Many of his students and mentees have had a strong impact in sociology. Other former students include Michael Schwartz and Ivan Chase, both professors at Stony Brook; Joel Levine, who founded Dartmouth College's Math/Social Science program; Edward Laumann who pioneered survey-based egocentric network research and became a dean and provost at University of Chicago; Kathleen Carley at Carnegie Mellon University; Ronald Breiger at the University of Arizona; Barry Wellman at the University of Toronto and then the NetLab Network; Peter Bearman at Columbia University; Bonnie Erickson (Toronto); Christopher Winship (Harvard University); Joel Levine (Dartmouth College), Nicholas Mullins (Virginia Tech, deceased), Margaret Theeman (Boulder), Brian Sherman (retired, Atlanta), Nancy Howell (retired, Toronto); David R. Gibson (University of Notre Dame); Matthew Bothner (University of Chicago); Ann Mische (University of Notre Dame); Kyriakos Kontopoulos (Temple University); and Frédéric Godart (INSEAD).

== Death ==
White died at an assisted living facility in Tucson, on May 19, 2024, at the age of 94.

== Selected works ==
=== Books===
- White, Harrison C. (1965). "Canvases and Careers: Institutional Change in the French Painting World"
- White, Harrison C. (1992). "Identity and Control: A Structural Theory of Social Action"
- White, Harrison C. (1993). "Canvases and Careers: Institutional Change in the French Painting World"
- White, Harrison C. (1993). "Careers and Creativity: Social Forces in the Arts"
- White, Harrison C. (2002). "Markets from Networks: Socioeconomic Models of Production"
- White, Harrison C. (2008). "Identity and Control: How Social Formations Emerge"

=== Articles and book chapters ===
- White, Harrison C. (1988). "Varieties of Markets". In Barry Wellman and S. D. Berkowitz (eds.). Social Structures: A Network Approach. Cambridge: Cambridge University Press.
- White, Harrison C. (1992). "Markets, Networks and Control". In S. Lindenberg and Hein Schroeder (eds.). Interdisciplinary Perspectives on Organization. Oxford: Pergamon Press, 1992.

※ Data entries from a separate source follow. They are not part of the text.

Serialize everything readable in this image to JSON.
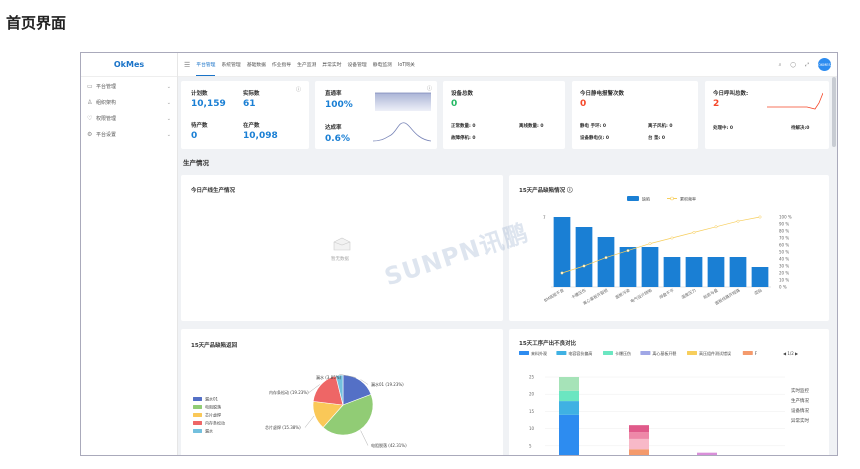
{
  "page_heading": "首页界面",
  "app": {
    "logo": "OkMes",
    "avatar": "OKMES"
  },
  "sidebar": {
    "items": [
      {
        "icon": "▭",
        "label": "平台管理"
      },
      {
        "icon": "♙",
        "label": "组织架构"
      },
      {
        "icon": "♡",
        "label": "权限管理"
      },
      {
        "icon": "⚙",
        "label": "平台设置"
      }
    ]
  },
  "topbar": {
    "tabs": [
      "平台管理",
      "系统管理",
      "基础数据",
      "作业指导",
      "生产监测",
      "异常实时",
      "设备管理",
      "静电监测",
      "IoT网关"
    ],
    "active_tab": 0
  },
  "kpis": {
    "plan_label": "计划数",
    "plan_value": "10,159",
    "actual_label": "实际数",
    "actual_value": "61",
    "pending_label": "待产数",
    "pending_value": "0",
    "inprod_label": "在产数",
    "inprod_value": "10,098",
    "passrate_label": "直通率",
    "passrate_value": "100%",
    "badrate_label": "达成率",
    "badrate_value": "0.6%",
    "equip_label": "设备总数",
    "equip_value": "0",
    "equip_normal": "正常数量: 0",
    "equip_offline": "离线数量: 0",
    "equip_fault": "故障停机: 0",
    "esd_label": "今日静电报警次数",
    "esd_value": "0",
    "esd_static": "静电  手环: 0",
    "esd_ion": "离子风机: 0",
    "esd_device": "设备静电仪: 0",
    "esd_table": "台   垫: 0",
    "call_label": "今日呼叫总数:",
    "call_value": "2",
    "call_processing": "处理中: 0",
    "call_unresolved": "待解决:0"
  },
  "section_title": "生产情况",
  "panels": {
    "today_title": "今日产线生产情况",
    "today_empty": "暂无数据",
    "defect_title": "15天产品缺陷情况 ⓘ",
    "defect_legend_bar": "缺陷",
    "defect_legend_line": "累积频率",
    "pie_title": "15天产品缺陷返回",
    "bottom_title": "15天工序产出不良对比",
    "bottom_pager": "1/2",
    "side_links": [
      "实时监控",
      "生产情况",
      "设备情况",
      "异常实时"
    ]
  },
  "chart_data": [
    {
      "type": "bar",
      "title": "15天产品缺陷情况",
      "categories": [
        "BM底版不良",
        "卡爆压伤",
        "离心基板开裂损",
        "面板污染",
        "电气设计缺陷",
        "焊盘不平",
        "温度压力",
        "贴装与叠",
        "面板线路开短路",
        "混贴"
      ],
      "series": [
        {
          "name": "缺陷",
          "values": [
            7,
            6,
            5,
            4,
            4,
            3,
            3,
            3,
            3,
            2
          ]
        },
        {
          "name": "累积频率",
          "values": [
            20,
            30,
            42,
            52,
            62,
            70,
            78,
            86,
            94,
            100
          ]
        }
      ],
      "ylim": [
        0,
        7
      ],
      "y2labels": [
        "0 %",
        "10 %",
        "20 %",
        "30 %",
        "40 %",
        "50 %",
        "60 %",
        "70 %",
        "80 %",
        "90 %",
        "100 %"
      ]
    },
    {
      "type": "pie",
      "title": "15天产品缺陷返回",
      "categories": [
        "漏水01",
        "电阻脱落",
        "芯片虚焊",
        "内存条松动",
        "漏水"
      ],
      "values": [
        19.23,
        42.31,
        15.38,
        19.23,
        3.85
      ],
      "labels": [
        "漏水01 (19.23%)",
        "电阻脱落 (42.31%)",
        "芯片虚焊 (15.38%)",
        "内存条松动 (19.23%)",
        "漏水 (3.85%)"
      ],
      "colors": [
        "#5470c6",
        "#91cc75",
        "#fac858",
        "#ee6666",
        "#73c0de"
      ]
    },
    {
      "type": "bar",
      "title": "15天工序产出不良对比",
      "legend": [
        "来料外观",
        "电容容抗偏高",
        "卡爆压伤",
        "离心基板开裂",
        "高压组件测试错误",
        "F"
      ],
      "legend_colors": [
        "#2d8cf0",
        "#3fb1e3",
        "#6be6c1",
        "#a0a7e6",
        "#f7ce5c",
        "#f49a6c"
      ],
      "ylabels": [
        "5",
        "10",
        "15",
        "20",
        "25"
      ],
      "ylim": [
        0,
        25
      ]
    }
  ]
}
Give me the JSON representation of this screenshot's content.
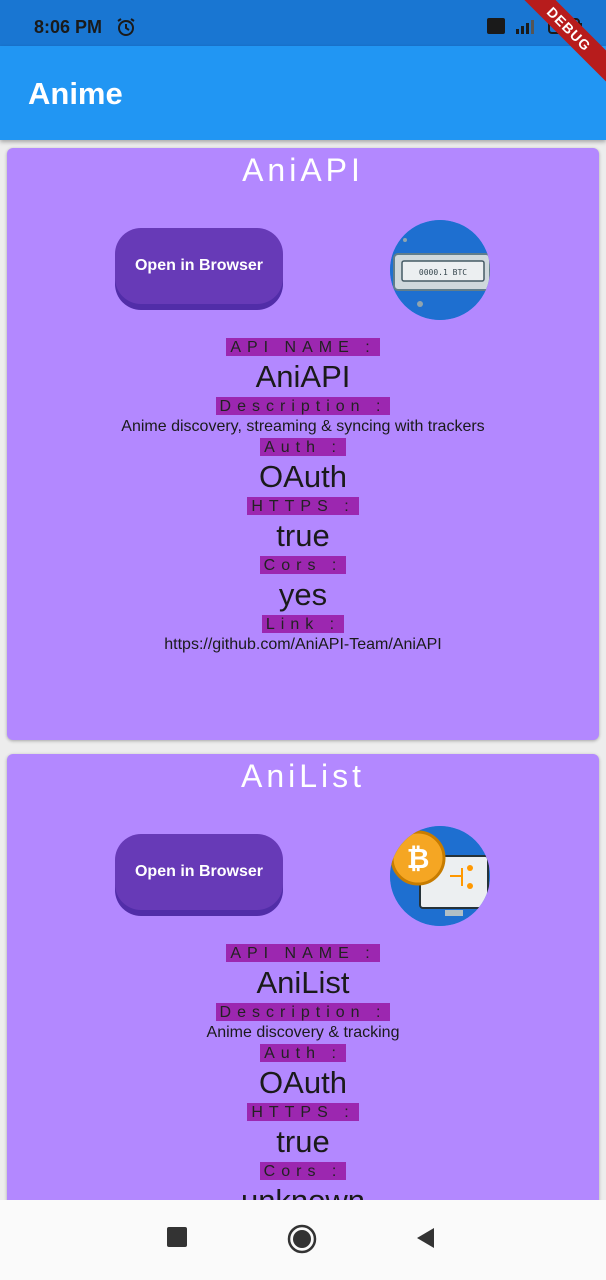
{
  "status": {
    "time": "8:06 PM"
  },
  "debug_banner": "DEBUG",
  "appbar": {
    "title": "Anime"
  },
  "labels": {
    "api_name": "API NAME :",
    "description": "Description :",
    "auth": "Auth :",
    "https": "HTTPS :",
    "cors": "Cors :",
    "link": "Link :"
  },
  "cards": [
    {
      "title": "AniAPI",
      "button": "Open in Browser",
      "api_name": "AniAPI",
      "description": "Anime discovery, streaming & syncing with trackers",
      "auth": "OAuth",
      "https": "true",
      "cors": "yes",
      "link": "https://github.com/AniAPI-Team/AniAPI",
      "logo_text": "0000.1 BTC"
    },
    {
      "title": "AniList",
      "button": "Open in Browser",
      "api_name": "AniList",
      "description": "Anime discovery & tracking",
      "auth": "OAuth",
      "https": "true",
      "cors": "unknown"
    }
  ]
}
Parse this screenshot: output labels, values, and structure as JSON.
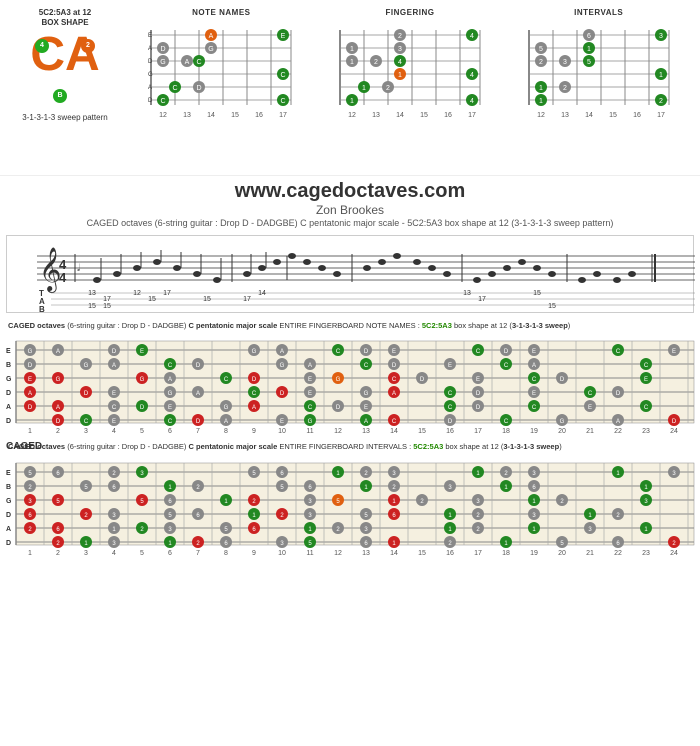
{
  "page": {
    "title": "CAGED Octaves - 5C2:5A3 box shape at 12",
    "website_url": "www.cagedoctaves.com",
    "author": "Zon Brookes",
    "description": "CAGED octaves (6-string guitar : Drop D - DADGBE) C pentatonic major scale - 5C2:5A3 box shape at 12 (3-1-3-1-3 sweep pattern)",
    "logo_title": "5C2:5A3 at 12\nBOX SHAPE",
    "ca_letters": "CA",
    "ca_dot1": "4",
    "ca_dot2": "2",
    "ca_dot3": "B",
    "sweep_label": "3-1-3-1-3 sweep pattern"
  },
  "diagrams": [
    {
      "header": "NOTE NAMES",
      "fret_start": 12,
      "fret_end": 17
    },
    {
      "header": "FINGERING",
      "fret_start": 12,
      "fret_end": 17
    },
    {
      "header": "INTERVALS",
      "fret_start": 12,
      "fret_end": 17
    }
  ],
  "fret_numbers_top": [
    12,
    13,
    14,
    15,
    16,
    17
  ],
  "caged_label": "CAGED",
  "fingerboard1": {
    "title_parts": [
      {
        "text": "CAGED octaves (6-string guitar : Drop D - DADGBE) ",
        "bold": false
      },
      {
        "text": "C pentatonic major scale",
        "bold": true
      },
      {
        "text": " ENTIRE FINGERBOARD NOTE NAMES : ",
        "bold": false
      },
      {
        "text": "5C2:5A3",
        "bold": true,
        "color": "green"
      },
      {
        "text": " box shape at 12 (",
        "bold": false
      },
      {
        "text": "3-1-3-1-3 sweep",
        "bold": true
      },
      {
        "text": ")",
        "bold": false
      }
    ],
    "fret_numbers": [
      1,
      2,
      3,
      4,
      5,
      6,
      7,
      8,
      9,
      10,
      11,
      12,
      13,
      14,
      15,
      16,
      17,
      18,
      19,
      20,
      21,
      22,
      23,
      24
    ]
  },
  "fingerboard2": {
    "title_parts": [
      {
        "text": "CAGED octaves (6-string guitar : Drop D - DADGBE) ",
        "bold": false
      },
      {
        "text": "C pentatonic major scale",
        "bold": true
      },
      {
        "text": " ENTIRE FINGERBOARD INTERVALS : ",
        "bold": false
      },
      {
        "text": "5C2:5A3",
        "bold": true,
        "color": "green"
      },
      {
        "text": " box shape at 12 (",
        "bold": false
      },
      {
        "text": "3-1-3-1-3 sweep",
        "bold": true
      },
      {
        "text": ")",
        "bold": false
      }
    ],
    "fret_numbers": [
      1,
      2,
      3,
      4,
      5,
      6,
      7,
      8,
      9,
      10,
      11,
      12,
      13,
      14,
      15,
      16,
      17,
      18,
      19,
      20,
      21,
      22,
      23,
      24
    ]
  }
}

- White, Harrison C. (1994). "Values Comes in Styles, Which Mate to Change". In Michael Hechter, Lynn Nadel and R. Michod (eds.). The Origin of Values. New York: Aldine de Gruyter.
- White, Harrison C. (1995). "Network Switchings and Bayesian Forks: Reconstructing the Social and Behavioral Sciences". Social Research 62(4):1035 – 1063.

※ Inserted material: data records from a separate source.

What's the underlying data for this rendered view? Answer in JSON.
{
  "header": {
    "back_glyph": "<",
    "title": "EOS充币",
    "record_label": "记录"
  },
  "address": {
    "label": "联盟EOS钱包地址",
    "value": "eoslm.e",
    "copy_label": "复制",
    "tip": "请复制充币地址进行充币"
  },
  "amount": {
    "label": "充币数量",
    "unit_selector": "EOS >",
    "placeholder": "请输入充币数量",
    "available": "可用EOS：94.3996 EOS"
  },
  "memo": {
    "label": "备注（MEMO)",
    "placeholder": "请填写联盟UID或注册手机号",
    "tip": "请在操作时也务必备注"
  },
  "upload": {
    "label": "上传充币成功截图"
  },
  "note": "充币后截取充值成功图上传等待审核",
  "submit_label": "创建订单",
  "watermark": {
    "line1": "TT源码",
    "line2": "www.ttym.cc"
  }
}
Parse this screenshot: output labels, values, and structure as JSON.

- White, Harrison C. (1995). "Social Networks Can Resolve Actor Paradoxes in Economics and in Psychology". Journal of Institutional and Theoretical Economics 151:58-74.
- White, Harrison C. (1997). "Can Mathematics Be Social? Flexible Representation for Interaction Process in its Socio-Cultural Constructions". Sociological Forum 12:53-71.
- White, Harrison C., Frédéric C. Godart, and Victor P. Corona (2007). "Mobilizing Identities: Uncertainty and Control in Strategy". Theory, Culture & Society 24(7-8):181-202.